Linshenkx Prompt-Optimizer Server-Side Request Forgery Vulnerability

A Server-Side Request Forgery (SSRF) vulnerability has been identified in the '/api/proxy/' component of Linshenkx Prompt-Optimizer, affecting versions 1.3.0 through 1.4.2. This vulnerability allows attackers to scan internal resources by sending crafted requests that exploit the exposed 'targetUrl' parameter. The issue arises because the parameter can be manipulated to include arbitrary headers and values, which the server then processes and sends out, potentially leading to unauthorized access or information disclosure.

Impact

Exploitation of this vulnerability allows for Server-Side Request Forgery, where an attacker can make the server send requests on its behalf.

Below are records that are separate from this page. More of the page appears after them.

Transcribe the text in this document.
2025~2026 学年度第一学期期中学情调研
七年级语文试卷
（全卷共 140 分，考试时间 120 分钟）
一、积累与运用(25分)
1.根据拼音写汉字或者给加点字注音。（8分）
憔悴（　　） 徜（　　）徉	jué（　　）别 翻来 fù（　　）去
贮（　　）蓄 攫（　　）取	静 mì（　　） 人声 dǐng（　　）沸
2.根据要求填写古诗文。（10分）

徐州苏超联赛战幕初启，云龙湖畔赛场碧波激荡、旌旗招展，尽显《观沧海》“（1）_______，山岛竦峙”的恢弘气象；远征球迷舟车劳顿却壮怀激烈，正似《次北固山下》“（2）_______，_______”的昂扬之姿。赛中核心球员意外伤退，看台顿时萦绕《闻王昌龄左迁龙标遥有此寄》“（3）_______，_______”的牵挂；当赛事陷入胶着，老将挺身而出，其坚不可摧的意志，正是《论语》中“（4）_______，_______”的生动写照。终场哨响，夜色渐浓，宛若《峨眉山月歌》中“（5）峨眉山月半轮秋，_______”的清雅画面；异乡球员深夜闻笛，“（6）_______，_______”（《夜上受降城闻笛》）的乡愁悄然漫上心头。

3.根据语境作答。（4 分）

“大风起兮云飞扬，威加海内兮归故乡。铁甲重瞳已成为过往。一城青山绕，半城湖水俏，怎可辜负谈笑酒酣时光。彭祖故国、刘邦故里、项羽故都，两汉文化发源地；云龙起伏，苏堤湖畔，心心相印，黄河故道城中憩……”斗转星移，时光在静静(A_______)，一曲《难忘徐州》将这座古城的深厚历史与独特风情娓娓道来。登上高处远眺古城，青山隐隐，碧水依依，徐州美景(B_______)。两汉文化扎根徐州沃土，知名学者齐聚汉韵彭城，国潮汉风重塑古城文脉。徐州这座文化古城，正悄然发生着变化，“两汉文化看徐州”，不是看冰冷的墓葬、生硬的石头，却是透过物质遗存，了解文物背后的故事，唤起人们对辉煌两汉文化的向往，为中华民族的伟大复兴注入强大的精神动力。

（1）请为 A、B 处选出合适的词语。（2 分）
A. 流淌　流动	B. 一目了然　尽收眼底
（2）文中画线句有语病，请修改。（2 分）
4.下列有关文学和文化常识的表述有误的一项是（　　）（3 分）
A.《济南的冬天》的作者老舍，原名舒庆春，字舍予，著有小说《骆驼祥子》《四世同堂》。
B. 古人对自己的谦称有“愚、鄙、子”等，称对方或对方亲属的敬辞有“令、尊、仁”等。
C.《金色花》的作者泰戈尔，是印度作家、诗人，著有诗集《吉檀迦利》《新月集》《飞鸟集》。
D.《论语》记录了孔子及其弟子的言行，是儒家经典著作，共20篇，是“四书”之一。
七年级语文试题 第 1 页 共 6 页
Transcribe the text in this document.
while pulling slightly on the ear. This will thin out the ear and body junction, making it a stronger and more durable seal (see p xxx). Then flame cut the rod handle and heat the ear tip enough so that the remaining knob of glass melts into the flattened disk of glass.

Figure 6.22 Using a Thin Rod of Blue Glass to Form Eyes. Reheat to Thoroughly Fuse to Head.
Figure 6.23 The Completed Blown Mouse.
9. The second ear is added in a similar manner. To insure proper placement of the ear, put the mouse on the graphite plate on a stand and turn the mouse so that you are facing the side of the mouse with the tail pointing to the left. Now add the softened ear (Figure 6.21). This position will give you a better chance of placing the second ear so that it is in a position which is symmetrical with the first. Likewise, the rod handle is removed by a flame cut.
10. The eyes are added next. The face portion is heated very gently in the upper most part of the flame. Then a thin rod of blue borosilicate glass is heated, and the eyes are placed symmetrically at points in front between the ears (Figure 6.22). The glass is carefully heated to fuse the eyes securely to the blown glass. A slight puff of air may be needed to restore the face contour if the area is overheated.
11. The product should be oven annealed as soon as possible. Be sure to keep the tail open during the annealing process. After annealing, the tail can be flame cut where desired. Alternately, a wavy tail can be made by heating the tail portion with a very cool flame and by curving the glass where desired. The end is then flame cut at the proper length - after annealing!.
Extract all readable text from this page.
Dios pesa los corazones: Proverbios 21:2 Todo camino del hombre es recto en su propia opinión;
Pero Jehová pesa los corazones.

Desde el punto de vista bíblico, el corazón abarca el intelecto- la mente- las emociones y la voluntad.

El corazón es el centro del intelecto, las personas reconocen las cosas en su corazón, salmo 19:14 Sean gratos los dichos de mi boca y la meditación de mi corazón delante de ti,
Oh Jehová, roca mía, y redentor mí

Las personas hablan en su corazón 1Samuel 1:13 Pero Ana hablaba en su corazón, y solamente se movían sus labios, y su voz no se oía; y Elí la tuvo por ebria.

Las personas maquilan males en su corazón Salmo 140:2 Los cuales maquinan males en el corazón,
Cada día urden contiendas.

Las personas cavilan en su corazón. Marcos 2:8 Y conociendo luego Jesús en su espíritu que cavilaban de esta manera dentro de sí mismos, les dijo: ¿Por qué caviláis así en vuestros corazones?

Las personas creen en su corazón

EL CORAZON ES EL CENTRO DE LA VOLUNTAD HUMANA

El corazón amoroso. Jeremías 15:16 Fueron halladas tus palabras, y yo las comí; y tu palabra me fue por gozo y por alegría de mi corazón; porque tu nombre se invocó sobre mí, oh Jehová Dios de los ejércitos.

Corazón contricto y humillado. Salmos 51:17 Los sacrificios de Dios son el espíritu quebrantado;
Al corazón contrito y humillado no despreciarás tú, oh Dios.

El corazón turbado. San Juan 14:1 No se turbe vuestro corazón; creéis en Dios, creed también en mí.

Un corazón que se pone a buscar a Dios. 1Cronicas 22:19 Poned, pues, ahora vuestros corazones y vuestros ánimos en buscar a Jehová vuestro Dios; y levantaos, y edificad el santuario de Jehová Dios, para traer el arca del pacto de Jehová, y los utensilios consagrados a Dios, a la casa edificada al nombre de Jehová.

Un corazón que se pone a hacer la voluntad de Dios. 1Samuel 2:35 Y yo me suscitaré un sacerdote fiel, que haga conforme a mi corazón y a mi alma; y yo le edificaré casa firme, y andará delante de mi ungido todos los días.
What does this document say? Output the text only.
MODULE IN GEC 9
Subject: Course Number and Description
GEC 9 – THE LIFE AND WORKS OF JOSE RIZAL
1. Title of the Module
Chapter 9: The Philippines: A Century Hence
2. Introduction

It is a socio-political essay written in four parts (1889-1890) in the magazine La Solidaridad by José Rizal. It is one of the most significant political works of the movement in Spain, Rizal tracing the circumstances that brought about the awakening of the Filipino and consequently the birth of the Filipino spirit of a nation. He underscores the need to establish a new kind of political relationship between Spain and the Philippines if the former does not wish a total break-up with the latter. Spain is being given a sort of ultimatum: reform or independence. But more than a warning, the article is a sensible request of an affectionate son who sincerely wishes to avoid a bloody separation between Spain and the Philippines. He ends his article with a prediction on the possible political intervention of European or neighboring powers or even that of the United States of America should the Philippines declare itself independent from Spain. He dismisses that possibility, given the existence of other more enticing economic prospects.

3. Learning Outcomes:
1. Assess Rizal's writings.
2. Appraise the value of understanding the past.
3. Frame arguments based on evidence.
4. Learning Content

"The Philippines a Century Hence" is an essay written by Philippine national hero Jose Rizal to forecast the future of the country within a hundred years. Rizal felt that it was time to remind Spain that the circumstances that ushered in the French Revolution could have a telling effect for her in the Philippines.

This could be used to access internal services or resources that are not normally exposed to the outside world.

Reproduction

To reproduce this vulnerability, send a request to the '/api/proxy/' endpoint with a crafted 'targetUrl' parameter. Include malicious headers such as 'User-Agent' and any other custom headers that may be relevant to the target service. The server will process this request and forward it to the specified internal resource, effectively allowing the attacker to scan or access it.

Remediation

The vulnerable proxy feature has been removed in version 2.2.1. Users are advised to update to this version.